When you do get to the truth, it’s even darker than expected.
But the real gut punch is the reveal that today’s human nature would rather speculate than get involved to know the truth and make a situation better.
It’s an impactful film about the consequences of our in-actions.
THE UNDERTONE
Written and Directed by Ian Tuason
THE UNDERTONE is one of the scariest movies I’ve ever seen. And it is still lingering under my skin.
What do you do when you have limited time with your dying parent? You wait. And that’s what Evy (Nina Kiri, THE HANDMAID’S TALE, THE HERETICS) does as her mother lies on her deathbed, at home instead of a hospice.
This deathwatch is solitary, but she has The Undertone, a paranormal podcast she co-hosts with her friend Justin, where she’s the resident skeptic to his more open-minded views. They explore “all things creepy,” which helps her concentrate on something other than her mother’s inevitable passing.
When Justin receives an email with ten mysterious audio files from an anonymous sender, the duo listens to them on air. Each recording becomes increasingly sinister, and Justin starts to hear disturbing discoveries with nursery rhymes and weird sounds. As Evy does some personal investigation into the audio files, her mother’s house soon becomes a claustrophobic nightmare.

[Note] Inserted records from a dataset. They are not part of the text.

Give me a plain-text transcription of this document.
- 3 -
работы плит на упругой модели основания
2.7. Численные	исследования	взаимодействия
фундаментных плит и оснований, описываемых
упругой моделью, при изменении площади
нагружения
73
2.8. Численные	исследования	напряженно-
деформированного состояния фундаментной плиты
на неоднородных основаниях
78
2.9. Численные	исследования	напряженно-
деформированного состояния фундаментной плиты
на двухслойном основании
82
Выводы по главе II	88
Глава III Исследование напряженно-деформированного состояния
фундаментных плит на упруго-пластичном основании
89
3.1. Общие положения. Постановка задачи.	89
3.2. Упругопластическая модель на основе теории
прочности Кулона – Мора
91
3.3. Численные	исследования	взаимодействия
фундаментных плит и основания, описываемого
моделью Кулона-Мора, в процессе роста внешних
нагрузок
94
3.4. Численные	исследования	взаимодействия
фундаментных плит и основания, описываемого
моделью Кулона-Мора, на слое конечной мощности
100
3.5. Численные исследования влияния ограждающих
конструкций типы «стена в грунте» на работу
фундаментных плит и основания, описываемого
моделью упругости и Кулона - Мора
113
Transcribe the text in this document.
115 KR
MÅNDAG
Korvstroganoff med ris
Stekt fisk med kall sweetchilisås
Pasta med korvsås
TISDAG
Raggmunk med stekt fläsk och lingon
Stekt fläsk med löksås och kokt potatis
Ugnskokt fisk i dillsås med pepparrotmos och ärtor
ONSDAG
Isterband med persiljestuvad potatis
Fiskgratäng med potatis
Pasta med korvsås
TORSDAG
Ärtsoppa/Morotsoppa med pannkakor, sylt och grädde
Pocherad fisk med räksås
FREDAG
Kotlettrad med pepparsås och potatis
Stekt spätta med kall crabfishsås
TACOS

The build up of tension and anxiety are top-notch in THE UNDERTONE, mainly due to director Ian Tuason’s camerawork and skin-crawling sound design. The viewer never leaves the house. Not even when Evy leaves for one night. My stomach hurt once the credits rolled.
Religion, religious symbols, icons and myths are key to increasing viewers’ anxiety as they go down the rabbit hole with Evy and Justin. Many viewers may have done similar searches in their past – but with far less detrimental consequences.
Mother and child relationship dynamics go deep in THE UNDERTONE, with Evy coming to some devastating conclusions that lead to a climax and ending that completely overwhelms the senses.
There may some lingering questions once you are able to walk away from the film, but it will continue to haunt you in subtle ways.
I haven’t been this shook by a film since PARANORMAL ACTIVITY.
I highly recommend you do not watch alone, and trust me, you won’t want to leave the lights on when you go to bed.